Gosseyn acquiesça. Il inclinait à se ranger à l’avis de Thorson. Il n’avait pas, depuis le début, perçu la plus petite « différence ».
— Un roboplane à qui ? répéta Hardie.
— Il a affirmé représenter la Machine.
— Affirmé ?
— Ma question, dit Gosseyn.
Hardie protesta :
— Vous ne répondez pas complètement à mes questions. Ne vous a-t-il pas donné de preuves ?
— Il savait plusieurs choses que sait la Machine, mais il m’a pressé de me rendre. Je considère que c’est suspect.
Hardie était pensif.
— Je saisis votre raisonnement. Et je ne peux vous éclairer là-dessus. Crang domine Thorson ces temps-ci et on me laisse dans le noir pour bien des choses. J’ai peur… dit-il souriant avec rancune, qu’on ne me chambre.
Ainsi, voilà pourquoi il était là, offrant des renseignements pour en recevoir d’autres en échange. Gosseyn eut soudain une vision lumineuse de ces Terrestres commençant à se rendre compte qu’ils avaient été des pions. Avant qu’il ne puisse parler, Hardie observa durement :
— Si c’est à ça que vous pensez, je ne regrette rien. La Machine m’a refusé l’accès à un poste supérieur et j’ai refusé d’accepter une limitation de ce genre.
— Pourquoi vous a-t-elle refusé ?
— Parce qu’elle voyait en moi un dictateur en puissance, a-t-elle dit.
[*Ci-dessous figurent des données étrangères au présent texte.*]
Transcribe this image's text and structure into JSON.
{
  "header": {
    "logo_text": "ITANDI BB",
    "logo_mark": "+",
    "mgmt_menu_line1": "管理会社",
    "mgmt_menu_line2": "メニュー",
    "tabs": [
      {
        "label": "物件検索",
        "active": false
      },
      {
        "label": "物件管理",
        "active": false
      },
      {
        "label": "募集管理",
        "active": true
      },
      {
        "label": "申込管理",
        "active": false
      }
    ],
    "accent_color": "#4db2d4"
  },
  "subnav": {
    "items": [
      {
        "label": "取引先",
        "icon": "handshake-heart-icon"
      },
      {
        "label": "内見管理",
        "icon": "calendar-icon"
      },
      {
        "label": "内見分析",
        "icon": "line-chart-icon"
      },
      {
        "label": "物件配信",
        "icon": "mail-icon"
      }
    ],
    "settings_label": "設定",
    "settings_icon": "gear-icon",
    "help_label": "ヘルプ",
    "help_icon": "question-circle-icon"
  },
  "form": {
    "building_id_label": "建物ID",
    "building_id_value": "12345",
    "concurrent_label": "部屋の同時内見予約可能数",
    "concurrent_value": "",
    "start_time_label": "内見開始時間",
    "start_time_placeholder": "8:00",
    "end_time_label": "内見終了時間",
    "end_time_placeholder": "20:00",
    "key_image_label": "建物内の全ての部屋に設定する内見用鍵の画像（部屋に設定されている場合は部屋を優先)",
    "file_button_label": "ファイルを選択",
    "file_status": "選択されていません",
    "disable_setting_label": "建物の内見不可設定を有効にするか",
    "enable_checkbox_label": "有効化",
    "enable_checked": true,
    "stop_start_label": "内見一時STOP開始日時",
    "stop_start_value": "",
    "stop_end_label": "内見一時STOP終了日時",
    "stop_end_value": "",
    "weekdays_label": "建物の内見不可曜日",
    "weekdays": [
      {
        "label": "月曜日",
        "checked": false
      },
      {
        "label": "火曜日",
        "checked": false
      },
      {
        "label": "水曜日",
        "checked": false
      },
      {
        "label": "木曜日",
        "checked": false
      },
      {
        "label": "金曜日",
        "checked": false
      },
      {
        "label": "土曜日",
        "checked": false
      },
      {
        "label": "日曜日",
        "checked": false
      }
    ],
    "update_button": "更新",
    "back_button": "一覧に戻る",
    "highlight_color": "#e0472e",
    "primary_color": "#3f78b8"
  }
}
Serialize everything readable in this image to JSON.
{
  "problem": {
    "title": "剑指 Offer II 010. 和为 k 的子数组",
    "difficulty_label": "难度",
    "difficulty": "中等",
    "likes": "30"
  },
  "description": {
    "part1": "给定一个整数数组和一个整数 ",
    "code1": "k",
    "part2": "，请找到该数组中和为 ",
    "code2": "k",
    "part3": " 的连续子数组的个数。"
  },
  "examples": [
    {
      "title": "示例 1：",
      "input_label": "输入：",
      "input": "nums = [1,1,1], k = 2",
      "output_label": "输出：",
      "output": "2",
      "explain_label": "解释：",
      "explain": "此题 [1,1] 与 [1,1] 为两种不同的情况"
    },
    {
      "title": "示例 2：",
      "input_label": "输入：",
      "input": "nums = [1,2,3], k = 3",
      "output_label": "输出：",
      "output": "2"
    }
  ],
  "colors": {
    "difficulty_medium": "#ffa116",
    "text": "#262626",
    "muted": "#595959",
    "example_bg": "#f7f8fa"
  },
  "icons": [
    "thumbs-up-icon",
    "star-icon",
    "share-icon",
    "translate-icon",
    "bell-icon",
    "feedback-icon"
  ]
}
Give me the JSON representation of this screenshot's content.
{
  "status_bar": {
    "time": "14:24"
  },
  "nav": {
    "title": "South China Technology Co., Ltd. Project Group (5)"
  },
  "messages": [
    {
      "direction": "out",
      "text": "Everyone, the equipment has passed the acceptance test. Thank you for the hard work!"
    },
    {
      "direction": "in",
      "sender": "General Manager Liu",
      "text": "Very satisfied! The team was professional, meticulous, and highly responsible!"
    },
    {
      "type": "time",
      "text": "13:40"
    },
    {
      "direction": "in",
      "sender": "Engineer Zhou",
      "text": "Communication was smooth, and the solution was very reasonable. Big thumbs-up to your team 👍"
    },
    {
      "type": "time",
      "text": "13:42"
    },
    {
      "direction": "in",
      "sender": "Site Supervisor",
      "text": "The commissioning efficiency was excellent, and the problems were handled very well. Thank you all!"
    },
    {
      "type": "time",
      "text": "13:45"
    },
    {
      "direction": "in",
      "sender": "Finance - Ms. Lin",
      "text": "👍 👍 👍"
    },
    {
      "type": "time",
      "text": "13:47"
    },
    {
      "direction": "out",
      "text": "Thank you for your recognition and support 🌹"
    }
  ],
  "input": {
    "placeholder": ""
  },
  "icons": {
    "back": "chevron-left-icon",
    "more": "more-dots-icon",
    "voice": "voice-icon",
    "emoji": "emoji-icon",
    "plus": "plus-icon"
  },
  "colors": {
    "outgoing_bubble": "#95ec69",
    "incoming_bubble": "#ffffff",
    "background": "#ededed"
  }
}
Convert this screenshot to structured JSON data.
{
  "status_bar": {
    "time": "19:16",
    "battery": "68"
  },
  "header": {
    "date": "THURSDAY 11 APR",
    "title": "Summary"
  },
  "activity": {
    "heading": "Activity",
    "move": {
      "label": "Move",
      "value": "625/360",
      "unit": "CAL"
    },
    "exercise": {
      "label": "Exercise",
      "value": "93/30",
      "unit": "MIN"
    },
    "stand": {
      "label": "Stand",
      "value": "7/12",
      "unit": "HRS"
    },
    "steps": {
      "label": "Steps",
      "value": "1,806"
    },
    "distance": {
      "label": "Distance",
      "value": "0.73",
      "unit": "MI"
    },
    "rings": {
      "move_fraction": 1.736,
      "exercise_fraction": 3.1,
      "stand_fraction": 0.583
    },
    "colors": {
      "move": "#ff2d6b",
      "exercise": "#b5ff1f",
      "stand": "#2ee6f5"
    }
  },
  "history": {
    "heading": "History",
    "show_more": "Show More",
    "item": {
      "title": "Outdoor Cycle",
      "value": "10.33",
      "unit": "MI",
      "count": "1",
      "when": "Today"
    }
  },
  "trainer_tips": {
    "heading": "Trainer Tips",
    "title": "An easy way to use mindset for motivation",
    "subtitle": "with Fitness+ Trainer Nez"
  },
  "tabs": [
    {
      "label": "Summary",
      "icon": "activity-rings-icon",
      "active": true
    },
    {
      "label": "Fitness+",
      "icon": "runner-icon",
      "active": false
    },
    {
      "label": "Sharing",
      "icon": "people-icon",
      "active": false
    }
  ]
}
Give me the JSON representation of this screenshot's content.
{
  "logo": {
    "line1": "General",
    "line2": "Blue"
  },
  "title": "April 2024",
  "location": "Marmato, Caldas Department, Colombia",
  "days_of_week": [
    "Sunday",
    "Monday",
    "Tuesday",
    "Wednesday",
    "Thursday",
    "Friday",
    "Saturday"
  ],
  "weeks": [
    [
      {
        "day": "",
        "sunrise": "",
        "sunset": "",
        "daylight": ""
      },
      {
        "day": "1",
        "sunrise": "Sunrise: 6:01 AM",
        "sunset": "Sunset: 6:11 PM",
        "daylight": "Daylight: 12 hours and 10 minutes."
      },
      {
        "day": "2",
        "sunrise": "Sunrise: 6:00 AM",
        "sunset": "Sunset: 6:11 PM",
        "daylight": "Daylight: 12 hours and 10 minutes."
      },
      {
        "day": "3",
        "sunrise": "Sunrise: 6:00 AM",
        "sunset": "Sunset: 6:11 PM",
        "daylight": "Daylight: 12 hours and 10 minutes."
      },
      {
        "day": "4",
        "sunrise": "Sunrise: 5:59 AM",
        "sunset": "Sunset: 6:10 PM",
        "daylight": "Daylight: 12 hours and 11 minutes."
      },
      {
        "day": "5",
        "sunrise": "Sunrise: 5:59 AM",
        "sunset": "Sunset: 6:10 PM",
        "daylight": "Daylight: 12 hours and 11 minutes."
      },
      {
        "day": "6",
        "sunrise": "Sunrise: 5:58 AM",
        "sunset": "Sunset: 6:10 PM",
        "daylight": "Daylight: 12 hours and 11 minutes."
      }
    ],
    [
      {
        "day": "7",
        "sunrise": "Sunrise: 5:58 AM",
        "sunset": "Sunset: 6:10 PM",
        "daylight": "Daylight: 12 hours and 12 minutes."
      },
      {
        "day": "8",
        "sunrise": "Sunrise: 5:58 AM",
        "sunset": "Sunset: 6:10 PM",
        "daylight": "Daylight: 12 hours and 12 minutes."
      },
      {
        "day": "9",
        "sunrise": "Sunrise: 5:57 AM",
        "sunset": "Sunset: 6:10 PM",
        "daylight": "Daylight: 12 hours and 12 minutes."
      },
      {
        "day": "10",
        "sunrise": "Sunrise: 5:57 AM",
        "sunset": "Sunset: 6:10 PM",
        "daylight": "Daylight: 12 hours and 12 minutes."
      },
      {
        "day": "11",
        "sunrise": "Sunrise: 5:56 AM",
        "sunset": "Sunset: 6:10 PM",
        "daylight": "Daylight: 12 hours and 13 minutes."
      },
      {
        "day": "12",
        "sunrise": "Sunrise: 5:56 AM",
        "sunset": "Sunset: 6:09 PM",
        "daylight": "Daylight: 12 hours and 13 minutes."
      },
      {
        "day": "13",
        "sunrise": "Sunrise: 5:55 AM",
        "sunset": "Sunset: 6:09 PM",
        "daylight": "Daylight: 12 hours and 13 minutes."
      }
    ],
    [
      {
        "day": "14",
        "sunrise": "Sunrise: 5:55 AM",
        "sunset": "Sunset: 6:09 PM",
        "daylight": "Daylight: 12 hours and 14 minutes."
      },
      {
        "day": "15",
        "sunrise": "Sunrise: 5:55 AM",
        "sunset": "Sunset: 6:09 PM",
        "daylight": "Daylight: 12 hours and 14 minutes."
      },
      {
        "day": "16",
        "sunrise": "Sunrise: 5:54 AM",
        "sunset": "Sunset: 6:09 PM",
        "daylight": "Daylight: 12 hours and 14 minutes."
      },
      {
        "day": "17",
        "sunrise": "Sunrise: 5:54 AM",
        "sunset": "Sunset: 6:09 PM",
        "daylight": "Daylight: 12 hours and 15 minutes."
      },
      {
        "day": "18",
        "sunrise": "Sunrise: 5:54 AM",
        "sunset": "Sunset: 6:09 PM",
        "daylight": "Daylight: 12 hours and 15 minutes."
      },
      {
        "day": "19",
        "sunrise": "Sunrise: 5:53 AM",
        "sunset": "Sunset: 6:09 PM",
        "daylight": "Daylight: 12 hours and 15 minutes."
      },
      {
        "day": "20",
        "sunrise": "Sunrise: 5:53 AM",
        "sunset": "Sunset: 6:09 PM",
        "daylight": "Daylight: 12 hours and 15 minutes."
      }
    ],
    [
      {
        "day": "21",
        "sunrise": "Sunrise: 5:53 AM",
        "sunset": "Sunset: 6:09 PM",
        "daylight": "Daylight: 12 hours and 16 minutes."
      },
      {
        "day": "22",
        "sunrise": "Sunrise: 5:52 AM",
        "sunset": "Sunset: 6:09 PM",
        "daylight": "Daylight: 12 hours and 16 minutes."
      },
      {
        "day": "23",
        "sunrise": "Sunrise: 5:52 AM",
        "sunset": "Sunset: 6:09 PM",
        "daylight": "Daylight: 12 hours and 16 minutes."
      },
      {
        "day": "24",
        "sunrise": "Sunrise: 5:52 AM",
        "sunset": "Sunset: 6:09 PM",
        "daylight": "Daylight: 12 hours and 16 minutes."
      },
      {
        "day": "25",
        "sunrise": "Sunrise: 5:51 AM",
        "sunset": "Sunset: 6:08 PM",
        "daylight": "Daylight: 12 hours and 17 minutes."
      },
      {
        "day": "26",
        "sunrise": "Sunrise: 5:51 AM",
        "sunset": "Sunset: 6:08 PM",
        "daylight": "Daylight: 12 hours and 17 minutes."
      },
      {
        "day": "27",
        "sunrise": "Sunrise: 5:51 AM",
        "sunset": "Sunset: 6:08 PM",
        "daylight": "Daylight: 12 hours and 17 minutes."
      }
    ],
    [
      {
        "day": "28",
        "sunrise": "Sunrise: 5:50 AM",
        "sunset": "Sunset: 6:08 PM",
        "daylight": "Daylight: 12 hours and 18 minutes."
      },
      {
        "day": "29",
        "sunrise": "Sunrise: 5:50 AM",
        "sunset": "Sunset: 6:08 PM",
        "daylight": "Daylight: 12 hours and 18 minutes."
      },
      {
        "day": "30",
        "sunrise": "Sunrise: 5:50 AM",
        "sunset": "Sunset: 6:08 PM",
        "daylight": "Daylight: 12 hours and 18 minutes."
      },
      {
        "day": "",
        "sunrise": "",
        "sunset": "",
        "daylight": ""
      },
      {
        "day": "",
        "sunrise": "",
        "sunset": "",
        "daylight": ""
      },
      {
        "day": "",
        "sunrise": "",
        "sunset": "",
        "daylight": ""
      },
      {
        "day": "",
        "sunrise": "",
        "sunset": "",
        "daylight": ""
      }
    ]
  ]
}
Ce sacré truc a été monté pour virer les gens comme moi à une époque où l’on pouvait légitimement craindre une éventualité de cet ordre.
— Et vous avez, en somme, abondé dans son sens ?
— L’occasion est venue, je l’ai saisie. Je le referais dans les mêmes circonstances. Il y aura une place pour moi dans la hiérarchie galactique. Thorson évite simplement de courir des risques pendant la crise actuelle. (L’expression amère s’effaça de son visage. Il sourit :) Nous nous écartons de notre sujet…
Il y eut une interruption. La porte s’ouvrit et un homme en uniforme entra en hâte et ferma la porte derrière lui.
— Monsieur, dit-il à Hardie, M. Thorson monte l’escalier, je viens de recevoir le signal.
Le président Hardie se leva. Il paraissait ennuyé, mais calme.
— Eh bien, ceci nous amène à notre conclusion. Mais je crois que j’ai appris ce que je voulais – j’ai essayé de me faire une opinion sur vous. Il me paraît clair que vous n’êtes pas l’ultime Gosseyn. Au revoir, et rappelez-vous ce que je vous ai dit. Pour l’instant, faites des concessions. Restez vivant.
Le garde et lui sortirent par la porte franchie par Patricia un quart d’heure auparavant. Quelques secondes s’étaient à peine écoulées qu’un coup retentit à la porte du couloir principal. Puis celle-ci s’ouvrit et Thorson entra.